Typical e-learning content is delivered in a web page that looks a lot like a PowerPoint presentation. That is, in fixed size slides with a “next” button in the bottom right corner. Recently, developments in responsive design mean that e-learning packages are moving away from slides to a “deep scrolling” approach. We can celebrate the demise of the next button.
Learning is best done in small chunks. You know this already. You know how impatient you are, particularly when you’re on the web. Videos are best kept shorter than 30 seconds, a 3 minute read is 2 minutes too much, debates are won by who gives the best argument in 140 characters.
So we’ll keep our pieces of stuff you need to learn short. You can easily hold it all in your memory, complete it in one sitting between bus stops. But what happens next?

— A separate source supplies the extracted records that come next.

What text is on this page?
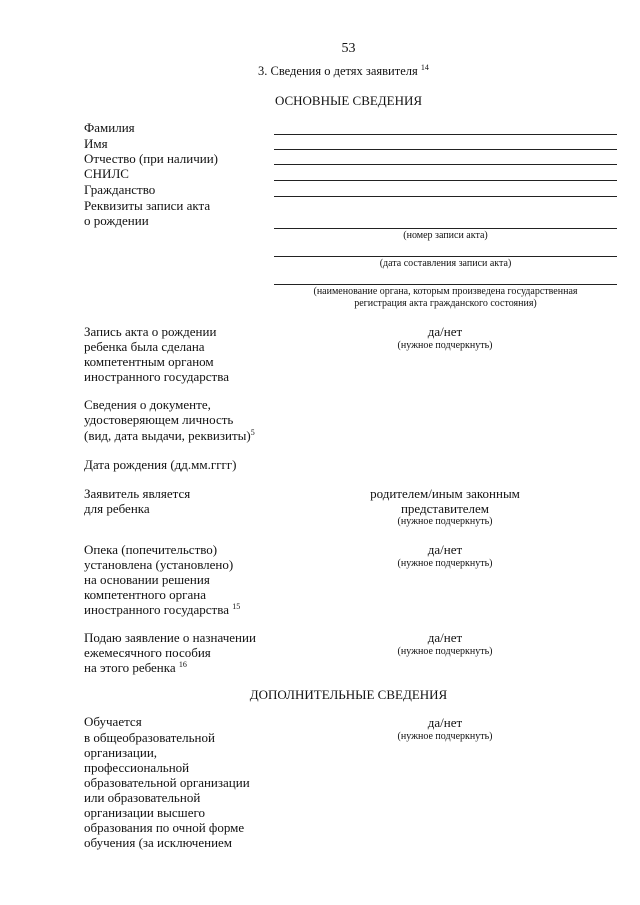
53
3. Сведения о детях заявителя $^{14}$
ОСНОВНЫЕ СВЕДЕНИЯ
Фамилия
Имя
Отчество (при наличии)
СНИЛС
Гражданство
Реквизиты записи акта
о рождении
(номер записи акта)
(дата составления записи акта)
(наименование органа, которым произведена государственная
регистрация акта гражданского состояния)
Запись акта о рождении
ребенка была сделана
компетентным органом
иностранного государства
да/нет
(нужное подчеркнуть)
Сведения о документе,
удостоверяющем личность
(вид, дата выдачи, реквизиты)$^5$
Дата рождения (дд.мм.гггг)
Заявитель является
для ребенка
родителем/иным законным
представителем
(нужное подчеркнуть)
Опека (попечительство)
установлена (установлено)
на основании решения
компетентного органа
иностранного государства $^{15}$
да/нет
(нужное подчеркнуть)
Подаю заявление о назначении
ежемесячного пособия
на этого ребенка $^{16}$
да/нет
(нужное подчеркнуть)
ДОПОЛНИТЕЛЬНЫЕ СВЕДЕНИЯ
Обучается
в общеобразовательной
организации,
профессиональной
образовательной организации
или образовательной
организации высшего
образования по очной форме
обучения (за исключением
да/нет
(нужное подчеркнуть)
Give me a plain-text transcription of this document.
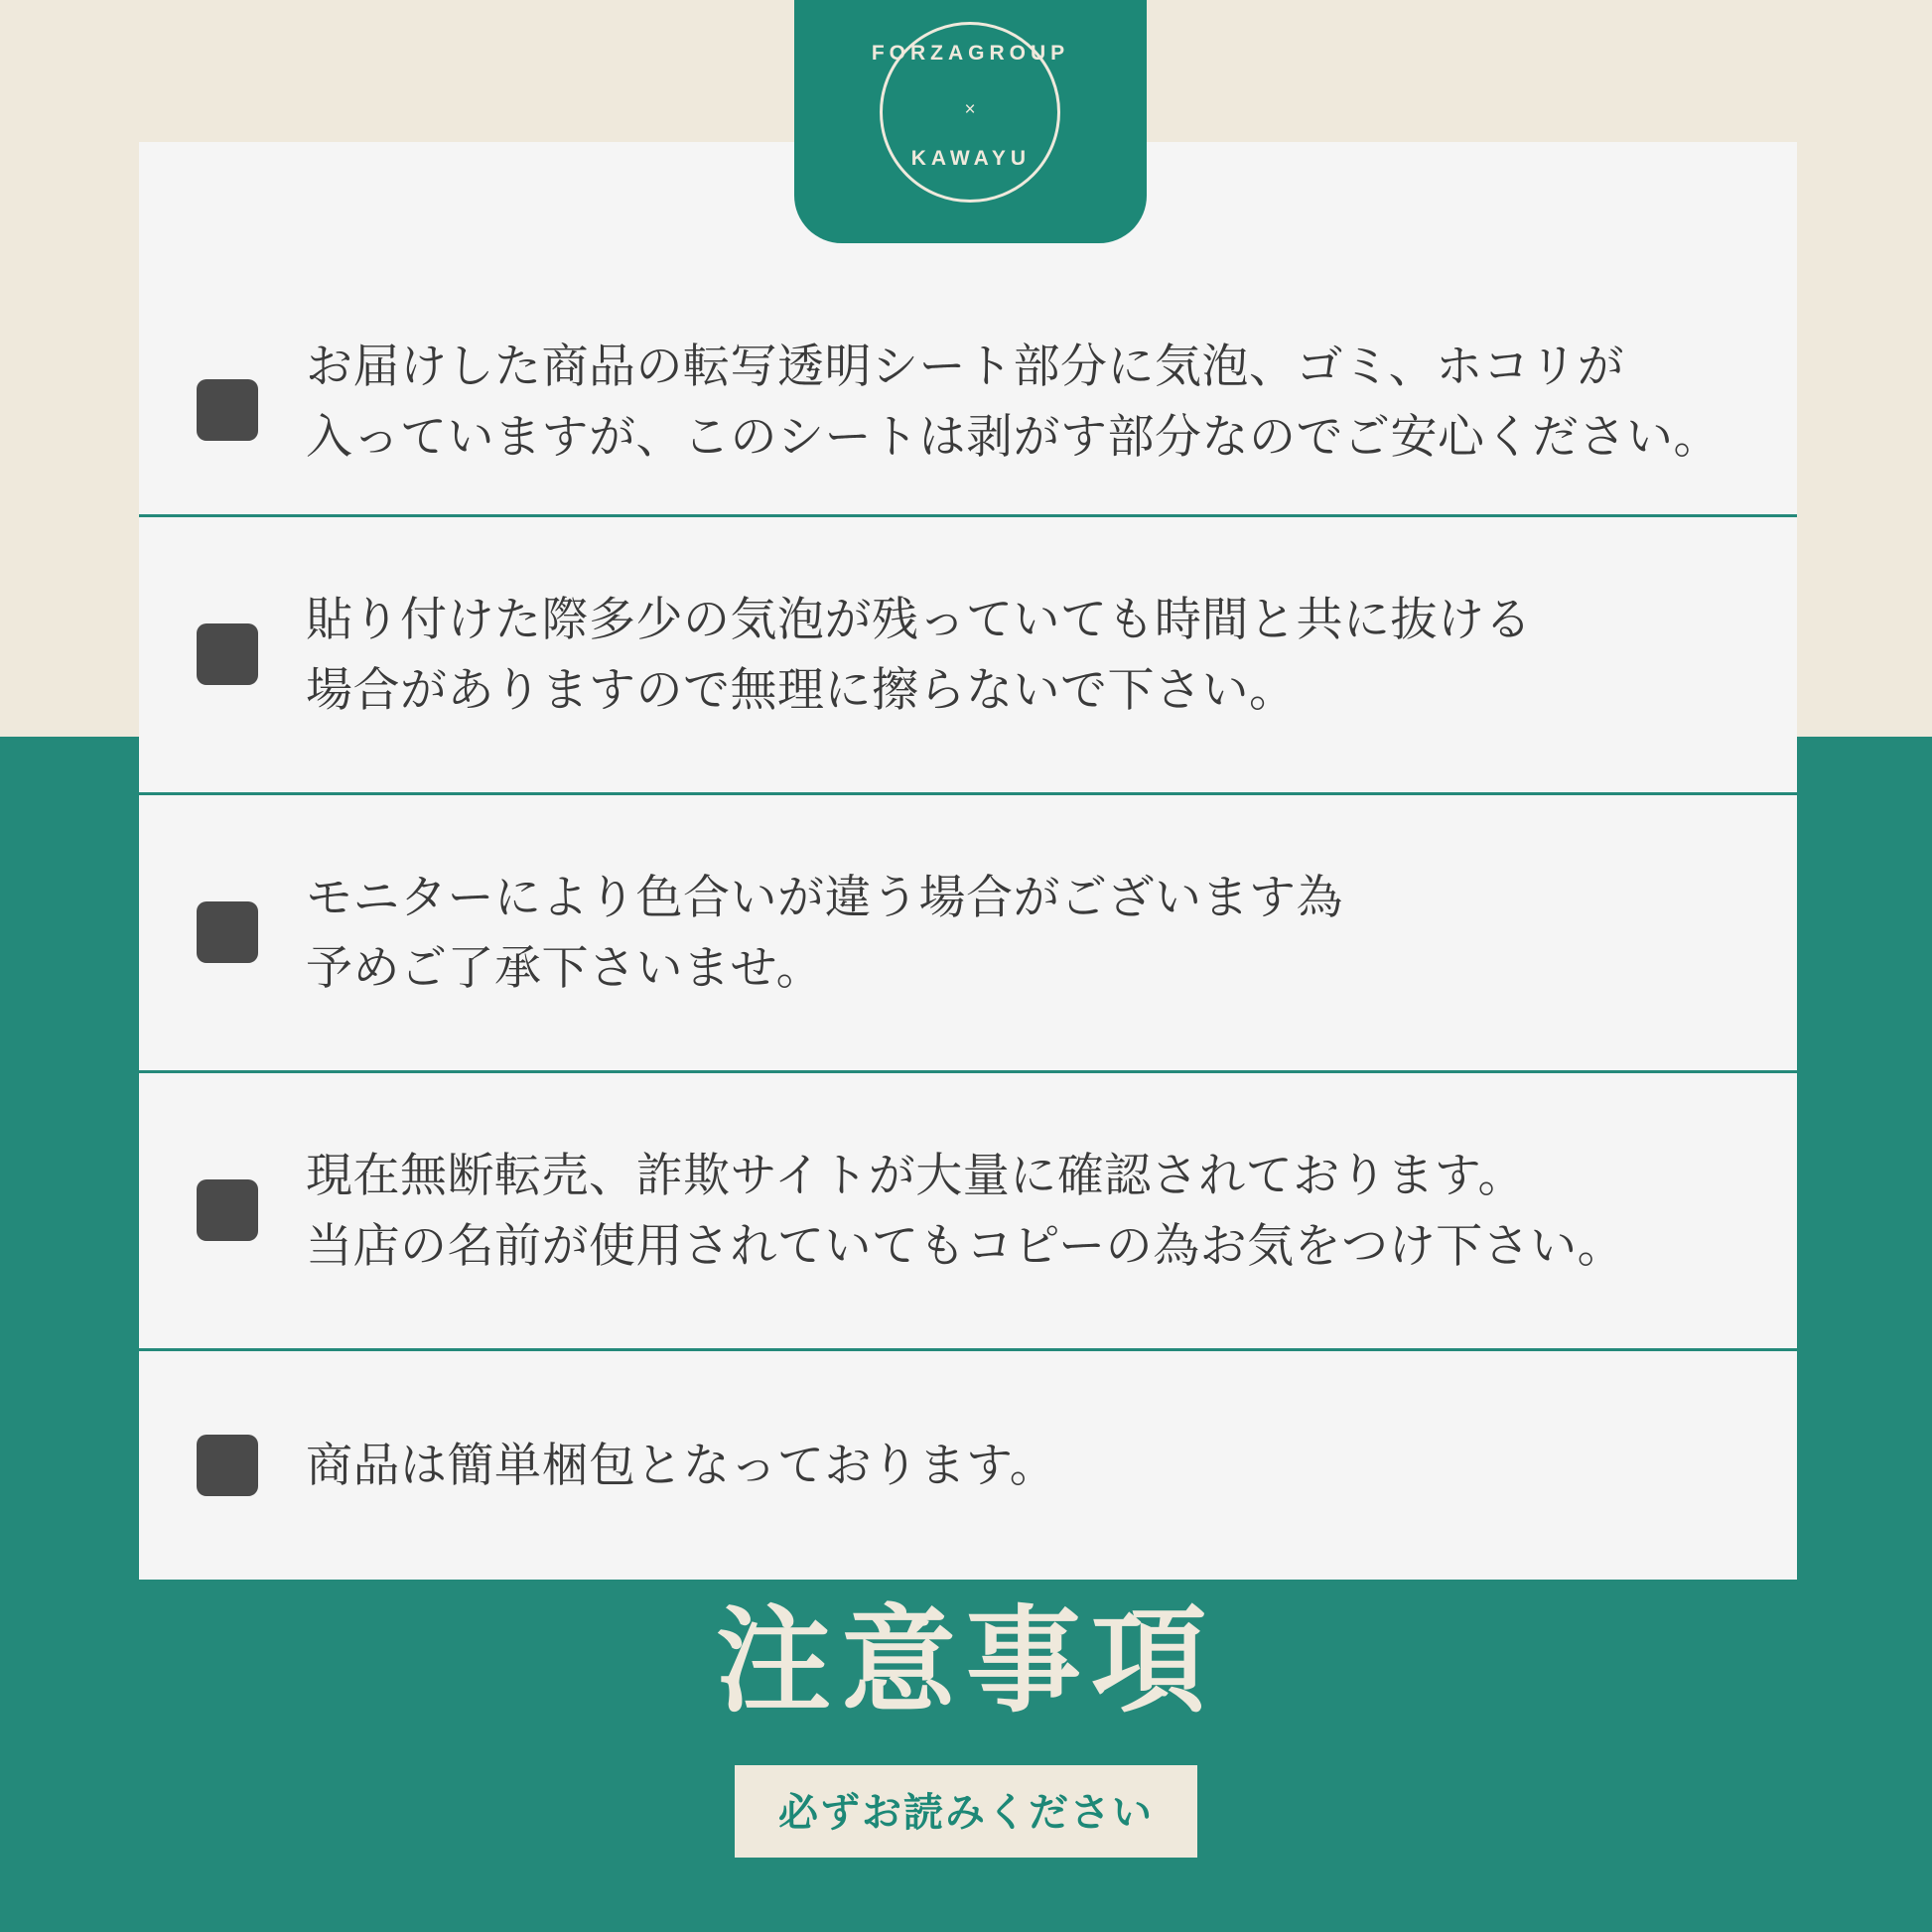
FORZAGROUP
×
KAWAYU
お届けした商品の転写透明シート部分に気泡、ゴミ、ホコリが
入っていますが、このシートは剥がす部分なのでご安心ください。
貼り付けた際多少の気泡が残っていても時間と共に抜ける
場合がありますので無理に擦らないで下さい。
モニターにより色合いが違う場合がございます為
予めご了承下さいませ。
現在無断転売、詐欺サイトが大量に確認されております。
当店の名前が使用されていてもコピーの為お気をつけ下さい。
商品は簡単梱包となっております。
注意事項
必ずお読みください
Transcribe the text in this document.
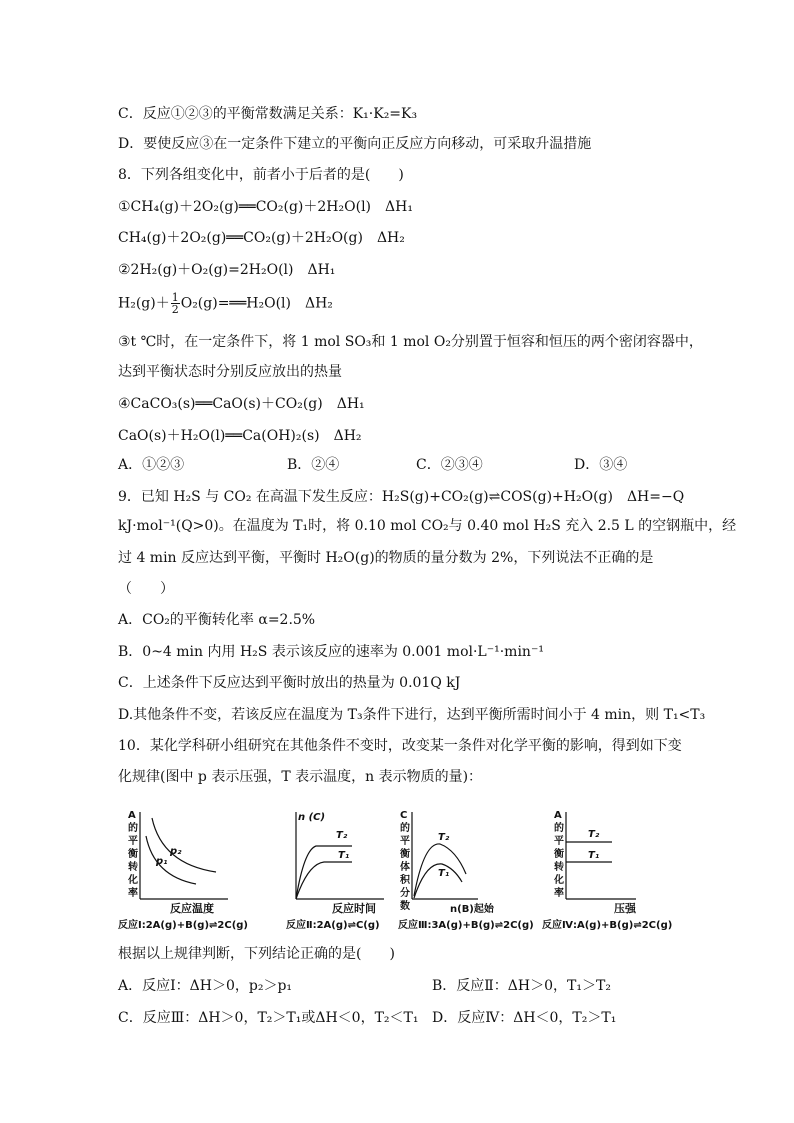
C．反应①②③的平衡常数满足关系：K₁·K₂=K₃
D．要使反应③在一定条件下建立的平衡向正反应方向移动，可采取升温措施
8．下列各组变化中，前者小于后者的是(　　)
①CH₄(g)＋2O₂(g)══CO₂(g)＋2H₂O(l)　ΔH₁
CH₄(g)＋2O₂(g)══CO₂(g)＋2H₂O(g)　ΔH₂
②2H₂(g)＋O₂(g)=2H₂O(l)　ΔH₁
$H_2(g)+ \frac{1}{2}$ O₂(g)=══H₂O(l)　ΔH₂
③t ℃时，在一定条件下，将 1 mol SO₃和 1 mol O₂分别置于恒容和恒压的两个密闭容器中，
达到平衡状态时分别反应放出的热量
④CaCO₃(s)══CaO(s)＋CO₂(g)　ΔH₁
CaO(s)＋H₂O(l)══Ca(OH)₂(s)　ΔH₂
A．①②③	B．②④	C．②③④	D．③④
9．已知 H₂S 与 CO₂ 在高温下发生反应：H₂S(g)+CO₂(g)⇌COS(g)+H₂O(g)　ΔH=−Q
kJ·mol⁻¹(Q>0)。在温度为 T₁时，将 0.10 mol CO₂与 0.40 mol H₂S 充入 2.5 L 的空钢瓶中，经
过 4 min 反应达到平衡，平衡时 H₂O(g)的物质的量分数为 2%，下列说法不正确的是
（　　）
A．CO₂的平衡转化率 α=2.5%
B．0~4 min 内用 H₂S 表示该反应的速率为 0.001 mol·L⁻¹·min⁻¹
C．上述条件下反应达到平衡时放出的热量为 0.01Q kJ
D.其他条件不变，若该反应在温度为 T₃条件下进行，达到平衡所需时间小于 4 min，则 T₁<T₃
10．某化学科研小组研究在其他条件不变时，改变某一条件对化学平衡的影响，得到如下变
化规律(图中 p 表示压强，T 表示温度，n 表示物质的量)：
A
的
平
衡
转
化
率
p₂
p₁
反应温度
反应Ⅰ:2A(g)+B(g)⇌2C(g)
n (C)
T₂
T₁
反应时间
反应Ⅱ:2A(g)⇌C(g)
C
的
平
衡
体
积
分
数
T₂
T₁
n(B)起始
反应Ⅲ:3A(g)+B(g)⇌2C(g)
A
的
平
衡
转
化
率
T₂
T₁
压强
反应Ⅳ:A(g)+B(g)⇌2C(g)
根据以上规律判断，下列结论正确的是(　　)
A．反应Ⅰ：ΔH＞0，p₂＞p₁	B．反应Ⅱ：ΔH＞0，T₁＞T₂
C．反应Ⅲ：ΔH＞0，T₂＞T₁或ΔH＜0，T₂＜T₁ D．反应Ⅳ：ΔH＜0，T₂＞T₁
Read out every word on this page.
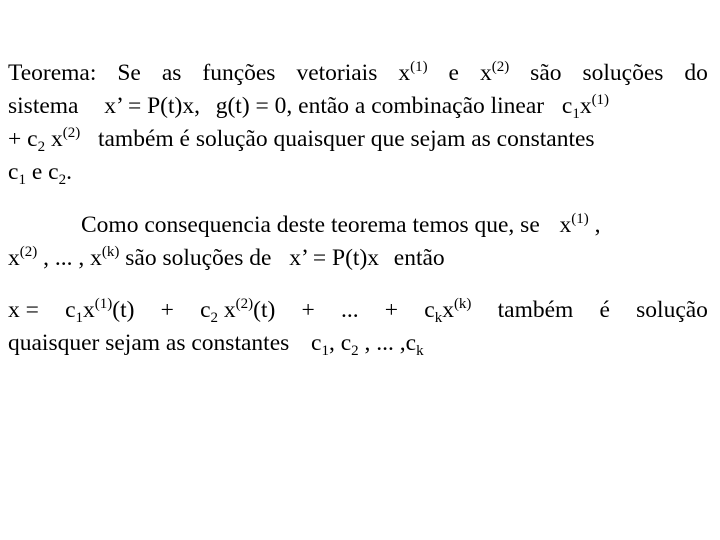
Teorema: Se as funções vetoriais $x^{(1)}$ e $x^{(2)}$ são soluções do
sistema x’ = P(t)x, g(t) = 0, então a combinação linear $c_1x^{(1)}$
+ $c_2$ $x^{(2)}$ também é solução quaisquer que sejam as constantes
$c_1$ e $c_2$.
Como consequencia deste teorema temos que, se $x^{(1)}$ ,
$x^{(2)}$ , ... , $x^{(k)}$ são soluções de x’ = P(t)x então
$x = c_1x^{(1)}(t) + c_2$ $x^{(2)}(t)$ + ... + $c_kx^{(k)}$ também é solução
quaisquer sejam as constantes $c_1$, $c_2$ , ... $,c_k$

Well, just scroll down and you’ll get the next chunk (or hit the next button if it’s a traditional e-learning package).
“But, I need time to process that information. I’m going to go away and come back later. Can I just get a link to the next one and bookmark it?”
“This has sparked my interest. Do you have some more information I can read? I want to explore it a bit further. Watch a few videos, work through some scenarios?”
“Actually, I’m bored by this topic, is there anything interesting but tangential that you can show me instead?”
These questions can all be answered “Yes” if we have a “What’s next?” section. At any logical break point in our content we should give the user 5 options.
- Continue with the thread as defined in this course
- Pause this thread and continue at a later date
- Dive deeper into this topic and explore more
- Change direction and go off on a tangent
- Give up and stop altogether
Avoiding option 5 is crucial, and enabling 1-4 makes that more likely.